Under the bill, state governors and local governments “shall submit to the attorney general an application at such time, in such manner, and containing such information as the attorney general may reasonably require” to qualify for the grants. Further, the legislation would require the attorney general to carry out a study on the impacts of cannabis convictions on individuals, as well as the financial costs for states that incarcerate people over non-violent marijuana offenses.
Officials in jurisdictions that receive the grants would be required to “publish on a publicly accessible website information about the availability and process of expunging convictions for cannabis offenses, including information for individuals living in a different jurisdiction who were convicted of a cannabis offense in that jurisdiction.” They would also need to “submit to the attorney general a report describing the uses of such funds, and how many convictions for cannabis offenses have been expunged using such funds.”

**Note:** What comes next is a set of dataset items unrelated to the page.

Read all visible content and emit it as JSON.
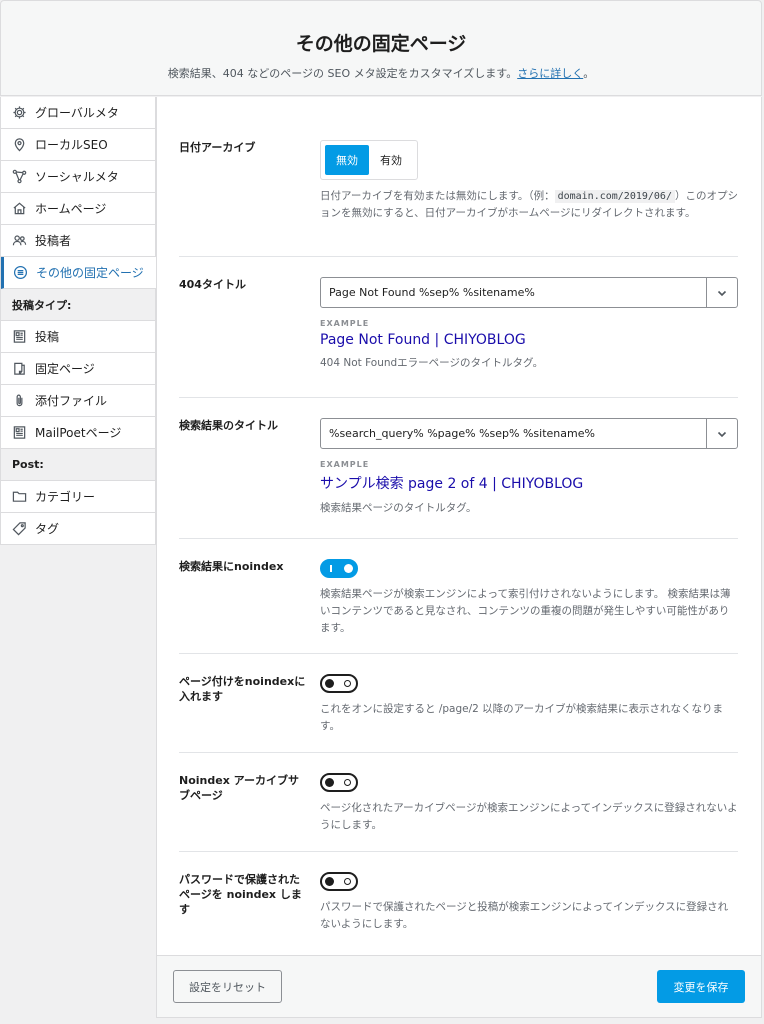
{
  "header": {
    "title": "その他の固定ページ",
    "subtitle": "検索結果、404 などのページの SEO メタ設定をカスタマイズします。",
    "link": "さらに詳しく",
    "period": "。"
  },
  "sidebar": {
    "items": [
      {
        "label": "グローバルメタ",
        "icon": "gear-icon"
      },
      {
        "label": "ローカルSEO",
        "icon": "location-pin-icon"
      },
      {
        "label": "ソーシャルメタ",
        "icon": "share-nodes-icon"
      },
      {
        "label": "ホームページ",
        "icon": "home-icon"
      },
      {
        "label": "投稿者",
        "icon": "users-icon"
      },
      {
        "label": "その他の固定ページ",
        "icon": "list-circle-icon"
      }
    ],
    "post_types_heading": "投稿タイプ:",
    "post_types": [
      {
        "label": "投稿",
        "icon": "post-icon"
      },
      {
        "label": "固定ページ",
        "icon": "page-icon"
      },
      {
        "label": "添付ファイル",
        "icon": "paperclip-icon"
      },
      {
        "label": "MailPoetページ",
        "icon": "newspaper-icon"
      }
    ],
    "post_heading": "Post:",
    "post_items": [
      {
        "label": "カテゴリー",
        "icon": "folder-icon"
      },
      {
        "label": "タグ",
        "icon": "tag-icon"
      }
    ]
  },
  "settings": {
    "date_archive": {
      "label": "日付アーカイブ",
      "off": "無効",
      "on": "有効",
      "desc_1": "日付アーカイブを有効または無効にします。（例：",
      "desc_code": "domain.com/2019/06/",
      "desc_2": "）このオプションを無効にすると、日付アーカイブがホームページにリダイレクトされます。"
    },
    "title_404": {
      "label": "404タイトル",
      "value": "Page Not Found %sep% %sitename%",
      "example_label": "EXAMPLE",
      "example": "Page Not Found | CHIYOBLOG",
      "desc": "404 Not Foundエラーページのタイトルタグ。"
    },
    "search_title": {
      "label": "検索結果のタイトル",
      "value": "%search_query% %page% %sep% %sitename%",
      "example_label": "EXAMPLE",
      "example": "サンプル検索 page 2 of 4 | CHIYOBLOG",
      "desc": "検索結果ページのタイトルタグ。"
    },
    "search_noindex": {
      "label": "検索結果にnoindex",
      "on": true,
      "desc": "検索結果ページが検索エンジンによって索引付けされないようにします。 検索結果は薄いコンテンツであると見なされ、コンテンツの重複の問題が発生しやすい可能性があります。"
    },
    "paginated_noindex": {
      "label": "ページ付けをnoindexに入れます",
      "on": false,
      "desc": "これをオンに設定すると /page/2 以降のアーカイブが検索結果に表示されなくなります。"
    },
    "archive_subpages_noindex": {
      "label": "Noindex アーカイブサブページ",
      "on": false,
      "desc": "ページ化されたアーカイブページが検索エンジンによってインデックスに登録されないようにします。"
    },
    "password_noindex": {
      "label": "パスワードで保護されたページを noindex します",
      "on": false,
      "desc": "パスワードで保護されたページと投稿が検索エンジンによってインデックスに登録されないようにします。"
    }
  },
  "footer": {
    "reset": "設定をリセット",
    "save": "変更を保存"
  }
}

Longtime readers know that expungement policies and practices have long been of great interest to me, going back to my work years ago on an big early article, "Leveraging Marijuana Reform to Enhance Expungement Practices." and more recently through work done in part by the Drug Enforcement and Policy Center (see here and here). So I am very excited to see this issue getting notable attention via this notable bill by two notable members of Congress.
That said, I must comment that the particulars of this short bill are a bit disappointing. For starters, allocating only $2 million per year to incentivize states to ramp up expungement seems woefully insufficient. From the state's perspective, a little money is better than nothing, but having a range of mandates tied to a very small revenue stream likely ensures this bill would have at most modest impact. Second, the issues that the US Attorney General is tasked to study in this bill are only a small portion of the issues raised by marijuana criminalization, and the bill seems only to look at the impact of past marijuana offenses that have been reformed rather than all marijuana prohibitions.
In the end, I presume this bill is highly unlikely to become law anytime soon, so the particulars may matter less than the useful discussion of the broader issues raised. Still, I hope that any future legislative proposals in this space are even bolder than this first notable effort.